When my uncle had a stroke 5 years ago, he lived for only 6 weeks. During those weeks, the priest came often to visit him and offered him Holy Confession and the Holy Eucharist.
We didn't know he was going to die. We were doing all we could to help him regain his strength and return to us.
However, the day before he passed away, he had a turn for the worse. We, again notified the priest, who came and Confessed him once again, and gave him the Holy Eucharist; and administered Holy Unction. He made it abundantly clear that this was not "last rites". The Holy Unction is to "assist" the individual. He said that if my uncle is meant to recover, his recovery will be aided. If, on the other hand, is not meant to recover, his passing will be easier on him.
At that point, my uncle was still under the impression, as were we all, that he would recover. However, late that night the doctors had his stomach pumped. Since he had just received Holy Communion, I swallowed my pride, and asked the nurse for the stomach contents. She grimaced at me and I told her why.
However, the next day it was evident that he was not doing so well. He had his eyes focused on a corner of the room. No matter if I placed myself in his line of vision, he looked right through me. If I yelled loudly, he grudgingly would pull his gaze away and look at me, only to look back to the corner.
He died later that day, at the first moment that he was left alone in his room. I had stepped out to speak with the nurse when all the bells went off. I ran back in, grabbed his hand and began reading the Psalter through tears.
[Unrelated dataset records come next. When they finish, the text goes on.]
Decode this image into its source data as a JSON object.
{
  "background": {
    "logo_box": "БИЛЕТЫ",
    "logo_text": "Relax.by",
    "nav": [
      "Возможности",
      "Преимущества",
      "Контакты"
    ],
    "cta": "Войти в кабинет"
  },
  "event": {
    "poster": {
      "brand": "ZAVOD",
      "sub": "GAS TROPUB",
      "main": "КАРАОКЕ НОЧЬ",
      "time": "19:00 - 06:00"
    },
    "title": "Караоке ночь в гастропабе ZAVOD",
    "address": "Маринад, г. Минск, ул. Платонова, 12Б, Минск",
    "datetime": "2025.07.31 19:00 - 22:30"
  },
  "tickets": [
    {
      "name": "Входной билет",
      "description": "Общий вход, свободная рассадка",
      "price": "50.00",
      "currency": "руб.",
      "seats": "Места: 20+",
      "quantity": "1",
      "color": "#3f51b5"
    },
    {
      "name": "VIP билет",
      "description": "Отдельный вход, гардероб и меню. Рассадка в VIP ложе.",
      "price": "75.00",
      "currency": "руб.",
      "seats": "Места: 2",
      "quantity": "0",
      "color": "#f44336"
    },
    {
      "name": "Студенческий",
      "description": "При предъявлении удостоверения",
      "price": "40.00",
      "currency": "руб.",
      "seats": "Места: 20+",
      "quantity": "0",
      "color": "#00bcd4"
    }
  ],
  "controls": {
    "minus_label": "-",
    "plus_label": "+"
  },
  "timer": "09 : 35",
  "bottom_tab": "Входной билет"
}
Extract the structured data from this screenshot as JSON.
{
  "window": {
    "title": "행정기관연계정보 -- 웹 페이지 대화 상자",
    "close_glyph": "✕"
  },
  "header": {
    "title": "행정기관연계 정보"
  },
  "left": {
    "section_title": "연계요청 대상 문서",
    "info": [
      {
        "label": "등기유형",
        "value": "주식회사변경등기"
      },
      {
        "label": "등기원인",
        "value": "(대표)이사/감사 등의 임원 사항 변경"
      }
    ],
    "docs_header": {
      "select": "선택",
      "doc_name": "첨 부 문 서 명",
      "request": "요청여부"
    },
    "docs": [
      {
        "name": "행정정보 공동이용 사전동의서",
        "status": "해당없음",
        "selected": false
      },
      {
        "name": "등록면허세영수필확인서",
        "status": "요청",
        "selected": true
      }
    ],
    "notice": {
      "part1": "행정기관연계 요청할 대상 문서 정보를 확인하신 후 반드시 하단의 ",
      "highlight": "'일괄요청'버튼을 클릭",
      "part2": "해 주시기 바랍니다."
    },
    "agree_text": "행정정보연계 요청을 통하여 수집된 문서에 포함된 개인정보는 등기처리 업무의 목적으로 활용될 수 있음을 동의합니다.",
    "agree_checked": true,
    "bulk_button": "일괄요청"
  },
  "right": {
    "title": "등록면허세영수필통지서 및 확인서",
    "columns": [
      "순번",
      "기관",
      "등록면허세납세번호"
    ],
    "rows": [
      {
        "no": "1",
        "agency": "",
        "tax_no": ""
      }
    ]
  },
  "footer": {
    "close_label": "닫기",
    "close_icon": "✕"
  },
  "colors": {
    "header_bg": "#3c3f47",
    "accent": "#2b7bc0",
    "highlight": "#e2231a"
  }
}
He had signed a "do not resuscitate" order. With all the bells, and all the commotion, they asked me what to do. I know that my mother, his sister, would be brokenhearted at not being there...My sister having heard the bells jumped in the car to bring my mother. I dialed her cellphone, yelled at my mom to tell him whatever she had to say, and stuck my phone to his ear, while his heart was still pumping.
When he died, everyone left, except me. I continued reading.
The first night we left him there, and he was transported to the funeral home, where a service was conducted the following evening. Since we opted to not have him embalmed, it was a state requirement that the casket remain closed.
That night we had him moved to the church, where my mother and I spent the whole night with him, reading the Psalter. I had one paragraph to go when people started showing up in the morning for the Divine Liturgy and Funeral service.
Just this last Sunday, we had a panachida for him. It is now five years since he passed, yet, it feels like yesterday.
We did not have him embalmed. He returned to God with everything God had given him. There is no use in embalming this body.
However, the State of Michigan, requires the casket remain closed if the body is not embalmed.
Therefore, it was only opened for us, in private, during which time we placed an icon, a cross in his hand, a candle, and other items in the coffin.
It was opened again quickly during the funeral for the paper strip/wreath to placed on his head, and the "proclamation of absolution" to be placed in his hands.